# Hanging cages?



## BackyardFarmMama

Hi all
I found way over here from backyard chickens (where I mostly just browse since I won't have my chickens until mid June) Rabbits, I do have! They are mostly pets but I have begun breeding them as well recently and that is when I realized I needed to update their housing situation. 
Note to any other beginners (though I'm pretty sure no one else on this forum qualifies): DO NOT try to raise rabbits in a "pet rabbit" hutch 

Anyways, now I have some proper wire cages (that I am putting together in between cleaning the hutches... which I currently have to do almost daily :/ ) and I am going to be building a simple lean to rabbit shed like in the book "Raising Rabbits" (the book I should have bought a year ago, great book!).

So my question is about hanging the cages. I built a PVC frame for them from the instructions on some website but that was a giant disaster as the whole thing fell apart after a few weeks of sitting outside before I even had a chance to hang the cages   . So I think at this point I'm just going to hang them in the "shed".

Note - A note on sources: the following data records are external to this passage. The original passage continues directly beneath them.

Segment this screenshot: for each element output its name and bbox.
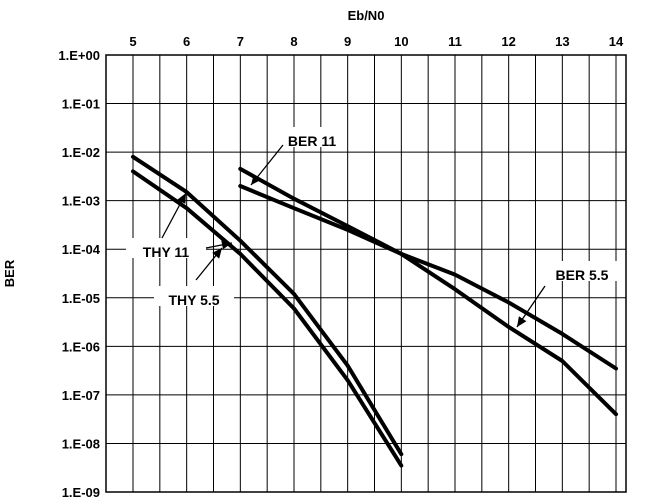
series-line (131, 154, 404, 457)
y-tick-label: 1.E-02 (62, 145, 100, 160)
x-tick-label: 12 (501, 34, 515, 49)
x-tick-label: 5 (129, 34, 136, 49)
x-tick-label: 7 (237, 34, 244, 49)
y-tick-label: 1.E-07 (62, 388, 100, 403)
y-tick-label: 1.E-05 (62, 291, 100, 306)
x-tick-label: 13 (555, 34, 569, 49)
series-line (238, 184, 618, 371)
annotation-arrow (212, 248, 222, 259)
y-tick-label: 1.E-03 (62, 194, 100, 209)
x-tick-label: 10 (394, 34, 408, 49)
annotation-bg (276, 127, 344, 147)
series-lines (131, 154, 618, 468)
x-tick-label: 6 (183, 34, 190, 49)
x-tick-label: 14 (609, 34, 624, 49)
annotation-arrow (177, 193, 186, 204)
y-tick-label: 1.E-06 (62, 339, 100, 354)
x-axis-title: Eb/N0 (348, 8, 385, 23)
annotation-bg (154, 286, 234, 306)
annotation-bg (126, 238, 206, 258)
x-tick-label: 9 (344, 34, 351, 49)
x-tick-label: 11 (448, 34, 462, 49)
annotation-arrow (221, 240, 232, 250)
annotation-label: THY 5.5 (168, 292, 219, 308)
annotation-arrow (517, 316, 527, 327)
plot-frame (105, 54, 627, 493)
y-tick-label: 1.E-09 (62, 485, 100, 498)
annotation-label: BER 5.5 (556, 267, 609, 283)
annotations: BER 11 THY 11 THY 5.5 BER 5.5 (126, 127, 619, 328)
annotation-label: THY 11 (143, 244, 190, 260)
x-tick-label: 8 (290, 34, 297, 49)
series-line (131, 169, 404, 468)
annotation-bg (545, 261, 619, 281)
y-tick-label: 1.E-04 (62, 242, 101, 257)
annotation-arrow (251, 174, 261, 185)
y-tick-label: 1.E-08 (62, 436, 100, 451)
annotation-label: BER 11 (288, 133, 336, 149)
y-axis-title: BER (2, 259, 17, 287)
y-tick-label: 1.E+00 (58, 48, 100, 63)
series-line (238, 166, 618, 417)
tick-labels: 5 6 7 8 9 10 11 12 13 14 1.E+00 1.E-01 1.E-02 1.E-03 1… (58, 34, 624, 498)
y-tick-label: 1.E-01 (62, 97, 100, 112)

Questions: What do I use to hang them and how do I keep them from swinging around (my rabbits are pretty rambunctious  )


----------



## currycomb

we hang our cages with wire.to stop swinging, attach one wire to each back corner of cages, go up over your rafter or hook, whatever you are using, and come down and attach to front corner. this is assuming you are up against a wall. if not, a 2X4 mounted behind cage will help stop the forward and back motion.


----------



## terri9630

We have our cages hung.  I used chain to hang them and the metal clips they use for connecting electrical pipe to walls to connect the cages to a 2x4 that runs along the back of the frame to keep them from swinging.


----------



## doubled

If you cross the chains or wire it will greatly reduse the swinging. i.e. if you look at cage from side the chains/wire would look like and X, can do the same across the front although it doesnt have to go all the way across the front.


----------



## BackyardFarmMama

Thanks everyone for your advice. I am finally finishing up the construction of the lean to shed for the rabbit cages. I have a 2 x 4 for attaching to  the back of the rabbit cages to prevent swinging and all but one of my cages are built. 
I have more questions now of course  What type of wire/chain do you recommend using for hanging and what do I use to attach it to the cage?


----------